How To Clone Git Repository In AWS Notebook Instances

In this article, we’ll learn how to clone repositories from GitHub using git clone which will enable us to run the repo on the notebook instance created in AWS. This will become highly beneficial for Machine Learning Engineers and Data Scientists looking to explore the notebooks from other creators in the production environment without having to install all packages and libraries on their local notebook and having to go through the complications of any dependencies and resource limitations.

Amazon Web Services provides a wide range of features for Machine Learning and Amazon SageMaker is at the forefront. We learned to create notebook instances in our last article, Creating Notebook Instance in Amazon SageMaker. Notebook is the primary tool through which interaction is done with the SageMaker ecosystem. There are numerous other ways for the interaction to the functionalities of Amazon SageMaker with this approach widely used. We discussed in detail Amazon SageMaker in the previous article, Introduction to AWS SageMaker. From this article, we’ll be able to clone the public repositories from GitHub and explore them with ease in the Notebook Instance in Amazon SageMaker.  

Step 1 - Create Notebook Instance in Amazon SageMaker

You can easily follow the instructions from the previous article, Creating Notebook Instance in Amazon SageMaker, and have the notebook instance running. We have our notebook instance, ojash-deployment-notebook running. 

Step 2

Click on Open Jupyter 

Step 3

We’ll be taken to the Jupyter Page Under Files.  

Step 4

Click On New and Choose Terminal listed at the bottom of the list.  

Step 5

You are now directed to the terminal welcomed with a black screen with sh-4.2$.  

Step 6

Change the Directory to SageMaker with the command,

cd SageMaker

Step 7

Clone the git repo with the command, git clone followed by the repo HTTPS link.  

In the case here, I’m cloning the repo from my GitHub which is an app programmed in python using pandas and plotly will help visualize the real-time location of the International Space Station. 

git clone https://github.com/ojashshrestha1/international-space-station-realtime-location.git

Note, that complex Machine Learning applications with numerous libraries to be installed, that uses huge libraries provided in SageMaker service itself can be clone in Amazon SageMaker with this procedure with ease. Thereafter, you could train the models and test them on the platform itself without much worry about the library installation complexities.  

Step 8

The package will be unpacked and confirmation of success will be shown as follows.  

Step 9

As you are done with the cloning, you can close the terminal using the command exit.  

Step 10

The update [CLOSED] assured the terminal has now been closed.  

Step 11

You can now close the tab and check out the Jupyter Notebook Home Page. The New directory, international-space-station-realtime-location can now be viewed and explored.  

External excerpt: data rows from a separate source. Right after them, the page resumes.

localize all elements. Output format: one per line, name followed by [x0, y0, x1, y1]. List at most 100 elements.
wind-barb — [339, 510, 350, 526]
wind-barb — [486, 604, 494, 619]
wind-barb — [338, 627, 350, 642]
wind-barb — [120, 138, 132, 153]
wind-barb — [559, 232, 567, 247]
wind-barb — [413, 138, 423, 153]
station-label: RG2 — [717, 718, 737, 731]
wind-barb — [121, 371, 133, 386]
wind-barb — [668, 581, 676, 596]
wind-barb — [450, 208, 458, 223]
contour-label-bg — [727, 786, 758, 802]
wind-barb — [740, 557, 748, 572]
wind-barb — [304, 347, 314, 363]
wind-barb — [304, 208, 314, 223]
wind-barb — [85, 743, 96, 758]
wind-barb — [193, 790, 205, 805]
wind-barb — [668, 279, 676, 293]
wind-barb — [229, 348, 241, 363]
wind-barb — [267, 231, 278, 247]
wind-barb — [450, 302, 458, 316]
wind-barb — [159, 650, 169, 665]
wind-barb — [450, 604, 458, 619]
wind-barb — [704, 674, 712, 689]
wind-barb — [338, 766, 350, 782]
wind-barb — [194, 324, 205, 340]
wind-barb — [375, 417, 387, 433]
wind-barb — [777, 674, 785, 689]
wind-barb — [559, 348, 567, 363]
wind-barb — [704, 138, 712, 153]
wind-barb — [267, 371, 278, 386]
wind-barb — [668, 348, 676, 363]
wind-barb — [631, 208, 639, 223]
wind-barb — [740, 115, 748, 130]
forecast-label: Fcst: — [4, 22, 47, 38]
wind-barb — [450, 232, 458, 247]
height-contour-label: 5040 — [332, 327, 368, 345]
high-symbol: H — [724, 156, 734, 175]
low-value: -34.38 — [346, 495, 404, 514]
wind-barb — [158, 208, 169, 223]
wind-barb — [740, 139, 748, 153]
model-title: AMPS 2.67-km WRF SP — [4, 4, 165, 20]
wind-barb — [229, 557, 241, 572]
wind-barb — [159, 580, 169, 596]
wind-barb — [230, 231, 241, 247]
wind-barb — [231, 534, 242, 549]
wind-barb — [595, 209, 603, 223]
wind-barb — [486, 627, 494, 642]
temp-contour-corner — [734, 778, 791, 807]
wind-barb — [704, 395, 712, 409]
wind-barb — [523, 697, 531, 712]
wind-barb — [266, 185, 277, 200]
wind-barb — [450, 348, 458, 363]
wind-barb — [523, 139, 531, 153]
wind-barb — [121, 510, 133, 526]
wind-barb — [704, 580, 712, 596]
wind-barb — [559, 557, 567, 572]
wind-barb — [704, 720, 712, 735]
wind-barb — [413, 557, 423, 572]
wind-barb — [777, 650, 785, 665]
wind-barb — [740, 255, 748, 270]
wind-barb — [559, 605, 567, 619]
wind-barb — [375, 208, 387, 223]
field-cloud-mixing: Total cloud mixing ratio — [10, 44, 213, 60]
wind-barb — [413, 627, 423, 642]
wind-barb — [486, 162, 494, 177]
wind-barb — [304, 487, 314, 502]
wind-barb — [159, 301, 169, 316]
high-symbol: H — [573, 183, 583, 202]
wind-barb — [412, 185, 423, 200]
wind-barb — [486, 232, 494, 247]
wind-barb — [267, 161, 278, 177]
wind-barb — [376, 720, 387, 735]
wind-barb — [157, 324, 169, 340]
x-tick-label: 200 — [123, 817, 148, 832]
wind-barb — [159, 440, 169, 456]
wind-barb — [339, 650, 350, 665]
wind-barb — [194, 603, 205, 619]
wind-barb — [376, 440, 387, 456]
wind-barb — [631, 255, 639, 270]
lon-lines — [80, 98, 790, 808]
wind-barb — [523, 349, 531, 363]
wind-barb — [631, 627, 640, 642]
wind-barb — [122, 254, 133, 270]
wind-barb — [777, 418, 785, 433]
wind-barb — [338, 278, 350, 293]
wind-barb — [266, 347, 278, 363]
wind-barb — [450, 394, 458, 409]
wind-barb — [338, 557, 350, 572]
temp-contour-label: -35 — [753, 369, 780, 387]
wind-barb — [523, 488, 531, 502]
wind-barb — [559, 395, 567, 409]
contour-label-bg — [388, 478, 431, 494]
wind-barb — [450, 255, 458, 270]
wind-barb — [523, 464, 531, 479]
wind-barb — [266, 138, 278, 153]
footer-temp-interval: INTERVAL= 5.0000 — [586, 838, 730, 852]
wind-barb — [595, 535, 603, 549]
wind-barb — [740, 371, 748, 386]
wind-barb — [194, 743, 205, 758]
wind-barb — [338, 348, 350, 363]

You can see, the files of the GitHub repo have been properly cloned.. 

Conclusion

In this article, we learned how we can clone github repository into the Notebook Instance in Amazon Sage Maker. The Amazon Web Services enables Machine Learning functionalities in utmost support from building, training and deploying. This cloning in the Notebook instance will help machine learning engineers and data scientists to explore the enormous number of machine learning projects with ease to expand the work, contribute to open-source projects and moreover help learn and grow in this domain.